Gerade jetzt habe ich mir Zeit für Dinge und Menschen genommen, die früher zu kurz kamen: Ich habe zu Beginn der Corona-Pandemie oft mit fremden Menschen gesprochen, die man beim Einkaufen traf. Geteiltes Leid war halbes Leid. Ich dachte an Menschen, die ich ewig nicht gesehen hatte. Ich bestaunte die Natur und war froh, dass wir in Deutschland unsere Wohnungen noch verlassen konnten und nicht, wie in anderen Ländern, zuhause bleiben mussten. Ich teilte meine Toilettenpapierreserven mit Nachbarn und bekam dafür Mehl geschenkt. Es gibt viele solche Erfahrungen, sicher auch bei Ihnen.
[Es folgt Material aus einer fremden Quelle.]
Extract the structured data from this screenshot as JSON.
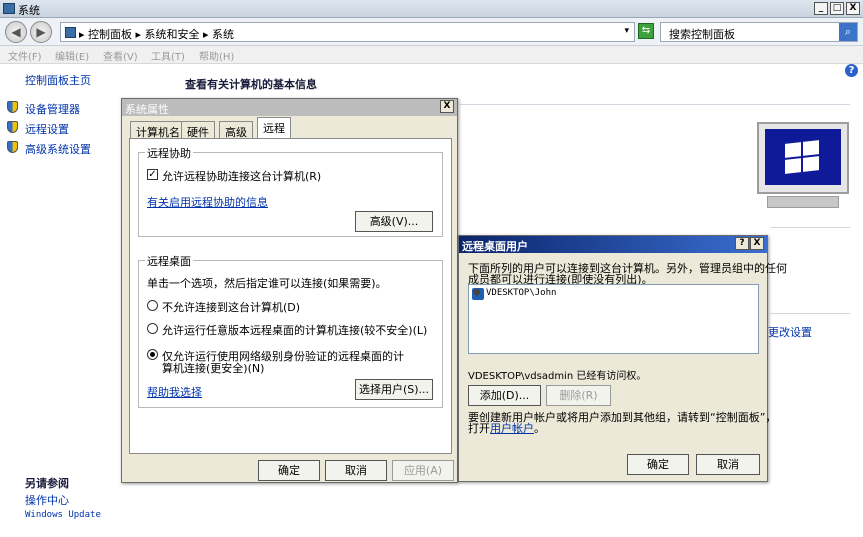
{
  "window": {
    "title": "系统",
    "min_label": "_",
    "max_label": "□",
    "close_label": "X"
  },
  "address": {
    "back_label": "◀",
    "forward_label": "▶",
    "crumbs": "▸ 控制面板 ▸ 系统和安全 ▸ 系统",
    "dropdown_glyph": "▾",
    "refresh_glyph": "⇆",
    "search_placeholder": "搜索控制面板"
  },
  "menu": [
    "文件(F)",
    "编辑(E)",
    "查看(V)",
    "工具(T)",
    "帮助(H)"
  ],
  "left_pane": {
    "home": "控制面板主页",
    "links": [
      "设备管理器",
      "远程设置",
      "高级系统设置"
    ],
    "see_also_title": "另请参阅",
    "see_also": [
      "操作中心",
      "Windows Update"
    ]
  },
  "main": {
    "title": "查看有关计算机的基本信息",
    "change_settings": "更改设置",
    "help_glyph": "?"
  },
  "sys_props": {
    "title": "系统属性",
    "close_label": "X",
    "tabs": [
      "计算机名",
      "硬件",
      "高级",
      "远程"
    ],
    "selected_tab": "远程",
    "remote_assist": {
      "group": "远程协助",
      "checkbox": "允许远程协助连接这台计算机(R)",
      "checked": true,
      "link": "有关启用远程协助的信息",
      "advanced_btn": "高级(V)..."
    },
    "remote_desktop": {
      "group": "远程桌面",
      "desc": "单击一个选项，然后指定谁可以连接(如果需要)。",
      "opt1": "不允许连接到这台计算机(D)",
      "opt2": "允许运行任意版本远程桌面的计算机连接(较不安全)(L)",
      "opt3_line1": "仅允许运行使用网络级别身份验证的远程桌面的计",
      "opt3_line2": "算机连接(更安全)(N)",
      "selected": 3,
      "help_link": "帮助我选择",
      "select_users_btn": "选择用户(S)..."
    },
    "ok": "确定",
    "cancel": "取消",
    "apply": "应用(A)"
  },
  "rdu": {
    "title": "远程桌面用户",
    "help_label": "?",
    "close_label": "X",
    "desc_line1": "下面所列的用户可以连接到这台计算机。另外，管理员组中的任何",
    "desc_line2": "成员都可以进行连接(即使没有列出)。",
    "users": [
      "VDESKTOP\\John"
    ],
    "access_note": "VDESKTOP\\vdsadmin 已经有访问权。",
    "add_btn": "添加(D)...",
    "remove_btn": "删除(R)",
    "footer_line1": "要创建新用户帐户或将用户添加到其他组，请转到“控制面板”，",
    "footer_prefix": "打开",
    "footer_link": "用户帐户",
    "footer_suffix": "。",
    "ok": "确定",
    "cancel": "取消"
  }
}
Jetzt ist es wieder ein wenig normaler. Die Zeit wird wieder schneller, die Menschen unvernünftiger, Toilettenpapier gibt es an jeder Ecke. Und bitte verstehen Sie mich nicht falsch – ich will dieses Virus in keiner Weise beschönigen. Viele Menschen sind gestorben, viele sind schwer krank und daran ist nichts Gutes.

Aber ich habe die Hoffnung, dass es den anderen geht wie mir. Dass da trotzdem noch diese kleinen Momente sind, wo wir diese Demut und Dankbarkeit spüren. Wo uns das Wort Gottes ganz nahe ist, das Teilen selbstverständlich wird und das Aneinander denken auch. Denn wichtig ist, dass wir es immer wieder versuchen und an uns arbeiten.

Wir werden immer wieder scheitern. Aber ich bin überzeugt davon, wenn plötzlich so viele Dinge, die immer unmöglich schienen, für uns möglich sind, dann kann ich mich darauf verlassen, dass bei Gott wirklich alles möglich ist, und dass er uns trotz aller Fehler annimmt und begleitet.

Wir beten:

Guter Gott, wir bitten dich, lass uns an dein Wort denken und immer wieder neu versuchen, nach deinem Willen zu leben und zu handeln. Wir bitten dich im Hinblick auf die steigenden Corona-Zahlen, die Menschen nicht unvorsichtig werden zu lassen. Steh uns weiterhin bei, begleite uns und schenke uns Geduld. Amen.